Optical fibers already enable high-speed exchange of data. However, conventional fiber optic systems will no longer be powerful enough for future technologies such as autonomous driving. Two new research projects involving the Fraunhofer Institute for Applied Optics and Precision Engineering IOF are tackling the question of how the capacity of such fiber optic transmission systems can be significantly increased in the future.
It is the vein of the fast Internet: the optical glass fiber. But with the constantly growing amount of data, the existing fiber optic network will soon reach its limits. Experts estimate that data traffic on the World Wide Web will grow by more than 25 % annually in the long term. Particularly against the background of relevant future technologies - such as autonomous driving, 5G mobile technology, smart cities, or the Internet of Things - the performance of fiber optic networks must be further increased. Two new research projects in which Fraunhofer IOF is involved are currently addressing this challenge: the projects WESORAM and Multi-Cap.

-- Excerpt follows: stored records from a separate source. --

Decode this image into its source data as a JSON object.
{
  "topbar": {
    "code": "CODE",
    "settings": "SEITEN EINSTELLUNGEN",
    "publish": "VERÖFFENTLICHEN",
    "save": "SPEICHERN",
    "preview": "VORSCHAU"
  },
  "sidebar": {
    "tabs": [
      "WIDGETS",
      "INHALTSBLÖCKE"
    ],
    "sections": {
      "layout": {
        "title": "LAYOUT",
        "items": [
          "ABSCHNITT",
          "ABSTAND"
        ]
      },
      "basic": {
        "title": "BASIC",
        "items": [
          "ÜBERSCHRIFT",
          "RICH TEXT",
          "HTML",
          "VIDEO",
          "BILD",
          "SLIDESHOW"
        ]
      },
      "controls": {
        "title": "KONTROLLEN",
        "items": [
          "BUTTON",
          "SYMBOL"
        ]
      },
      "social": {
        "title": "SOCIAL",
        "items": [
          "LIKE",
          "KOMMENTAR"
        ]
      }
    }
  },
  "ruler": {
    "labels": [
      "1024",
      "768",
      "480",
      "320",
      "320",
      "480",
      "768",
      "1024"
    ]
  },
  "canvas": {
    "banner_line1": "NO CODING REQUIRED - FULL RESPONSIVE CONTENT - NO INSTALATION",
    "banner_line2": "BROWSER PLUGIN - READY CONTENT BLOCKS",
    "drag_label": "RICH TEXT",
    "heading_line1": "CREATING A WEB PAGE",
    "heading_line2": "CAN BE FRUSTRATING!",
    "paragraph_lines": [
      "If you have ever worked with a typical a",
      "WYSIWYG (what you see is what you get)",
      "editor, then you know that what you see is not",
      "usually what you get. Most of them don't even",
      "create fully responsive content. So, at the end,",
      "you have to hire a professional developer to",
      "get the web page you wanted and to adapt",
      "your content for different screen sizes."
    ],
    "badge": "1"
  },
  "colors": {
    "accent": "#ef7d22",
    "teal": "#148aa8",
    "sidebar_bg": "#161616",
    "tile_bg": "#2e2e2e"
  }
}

Conventional fiber optic networks use fiber optic systems. Several parallel communication channels are realized in them via different frequencies or wavelengths. This allows multiple signals to be transmitted simultaneously in a single optical fiber while being assigned by wavelength, which corresponds to the color of the light. This is referred to as “wavelength division multiplexing”. However, this method can only be used in a limited frequency spectrum.

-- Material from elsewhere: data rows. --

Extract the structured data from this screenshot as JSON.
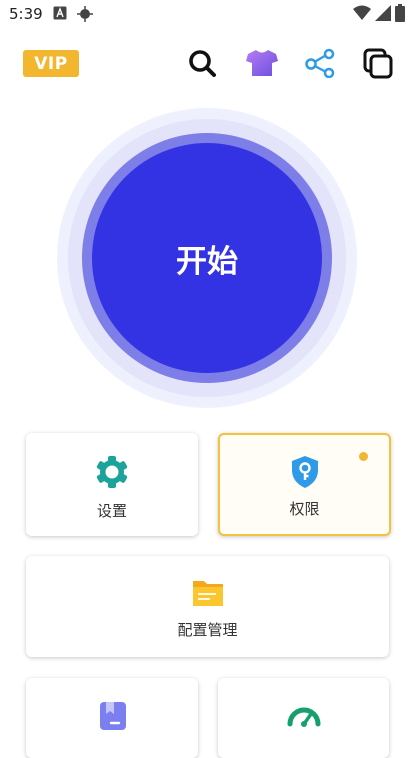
{
  "status_bar": {
    "time": "5:39",
    "icons": [
      "text-a-icon",
      "gps-icon",
      "wifi-icon",
      "signal-icon",
      "battery-icon"
    ]
  },
  "top_bar": {
    "vip_label": "VIP",
    "icons": [
      "search-icon",
      "theme-shirt-icon",
      "share-icon",
      "copy-icon"
    ]
  },
  "start_button": {
    "label": "开始"
  },
  "cards": {
    "settings": {
      "label": "设置",
      "icon": "settings-gear-icon"
    },
    "permissions": {
      "label": "权限",
      "icon": "shield-key-icon",
      "badge": true
    },
    "config": {
      "label": "配置管理",
      "icon": "folder-icon"
    },
    "bottom_left": {
      "icon": "bookmark-icon"
    },
    "bottom_right": {
      "icon": "speedometer-icon"
    }
  },
  "colors": {
    "accent": "#3333e4",
    "vip": "#f2b72f",
    "teal": "#1ba39c",
    "blue": "#2f9be8",
    "folder": "#fbbf25",
    "bookmark": "#7b7ff0",
    "gauge": "#16a06c"
  }
}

In order to overcome these limitations and to meet the growing requirements for transmission via optical fibers at the same time, new ways must be found. Further parallelization in optical data transmission can be a possibility here. It can significantly increase the capacity of optical networks because new types of optical fiber allow simultaneous propagation of waves of the same wavelength or frequency in several spatial transmission pathways. The familiar wavelength division multiplexing method is thus extended to a so-called “spatial division multiplexing” method. For fiber-optic transmission systems, this means a considerable increase in capacity.
In this context, the WESORAM project is dedicated to the development of a wavelength-selective switch for optical space division multiplexing. For this purpose, new optical switches are being developed for optical networks, which enable parallelization of the spatial channels.

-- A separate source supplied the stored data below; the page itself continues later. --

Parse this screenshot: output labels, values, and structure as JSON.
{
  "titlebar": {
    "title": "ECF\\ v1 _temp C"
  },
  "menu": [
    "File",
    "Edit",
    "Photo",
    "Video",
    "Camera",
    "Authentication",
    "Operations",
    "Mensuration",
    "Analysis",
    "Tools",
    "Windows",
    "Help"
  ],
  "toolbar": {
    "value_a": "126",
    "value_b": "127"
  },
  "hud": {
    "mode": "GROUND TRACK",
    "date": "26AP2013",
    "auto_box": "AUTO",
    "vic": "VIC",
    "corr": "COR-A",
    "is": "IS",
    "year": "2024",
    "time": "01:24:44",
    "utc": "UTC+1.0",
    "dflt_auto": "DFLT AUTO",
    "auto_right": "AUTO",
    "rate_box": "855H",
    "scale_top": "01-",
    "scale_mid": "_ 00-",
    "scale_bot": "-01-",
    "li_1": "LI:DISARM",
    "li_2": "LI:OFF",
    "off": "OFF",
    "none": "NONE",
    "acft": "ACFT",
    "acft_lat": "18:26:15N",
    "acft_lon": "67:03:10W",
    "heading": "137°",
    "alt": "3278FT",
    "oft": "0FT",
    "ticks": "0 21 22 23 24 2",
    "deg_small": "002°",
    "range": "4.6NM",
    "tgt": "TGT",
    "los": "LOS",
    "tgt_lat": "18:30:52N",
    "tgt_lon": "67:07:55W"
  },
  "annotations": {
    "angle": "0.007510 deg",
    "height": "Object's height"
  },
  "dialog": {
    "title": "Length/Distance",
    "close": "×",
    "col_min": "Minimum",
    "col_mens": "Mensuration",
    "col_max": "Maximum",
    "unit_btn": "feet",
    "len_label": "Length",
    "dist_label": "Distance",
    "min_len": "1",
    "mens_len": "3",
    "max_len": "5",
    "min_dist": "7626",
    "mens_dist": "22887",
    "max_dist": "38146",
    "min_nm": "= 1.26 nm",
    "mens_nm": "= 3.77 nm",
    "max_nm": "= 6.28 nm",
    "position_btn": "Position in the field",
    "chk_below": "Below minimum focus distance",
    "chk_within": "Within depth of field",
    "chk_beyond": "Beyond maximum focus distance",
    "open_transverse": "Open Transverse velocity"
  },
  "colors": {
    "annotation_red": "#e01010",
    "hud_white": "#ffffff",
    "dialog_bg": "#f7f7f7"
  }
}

Fraunhofer IOF contributes its know-how in the field of optical design as well as micro-optics to this project. A prototype is to be built at the institute by 2024. The optical design will first be implemented in Jena and then the optical components for the prototype will be built.
Another dimension of multiplexing is the ability to transmit multiple channels spatially separated from each other in a single strand. This is where the Multi-Cap project comes in: With the aid of modern fiber technology, it is possible to incorporate multiple signal cores - i.e., transmission channels - into a single optical fiber. This is known as a “multicore fiber“. This not only saves significant space, but it also makes it possible to use additional components of the transmission link, such as amplifiers, only once instead of for each fiber individually. This enables significant energy and cost savings.
The aim of the Multi-Cap project is to investigate the limits of accuracy of optical parameters of multicore fibers in comparison with classic single-core fibers by 2024. In the long term, this should enable their use in telecommunications networks. In addition to an increase in capacity, energy savings of more than 20 % can be made possible through spatial multiplexing.
Fraunhofer IOF is involved in the project in both the fiber and laser technology aspects of these investigations. Design and fabrication of an optimized multicore fiber will be carried out at the institute.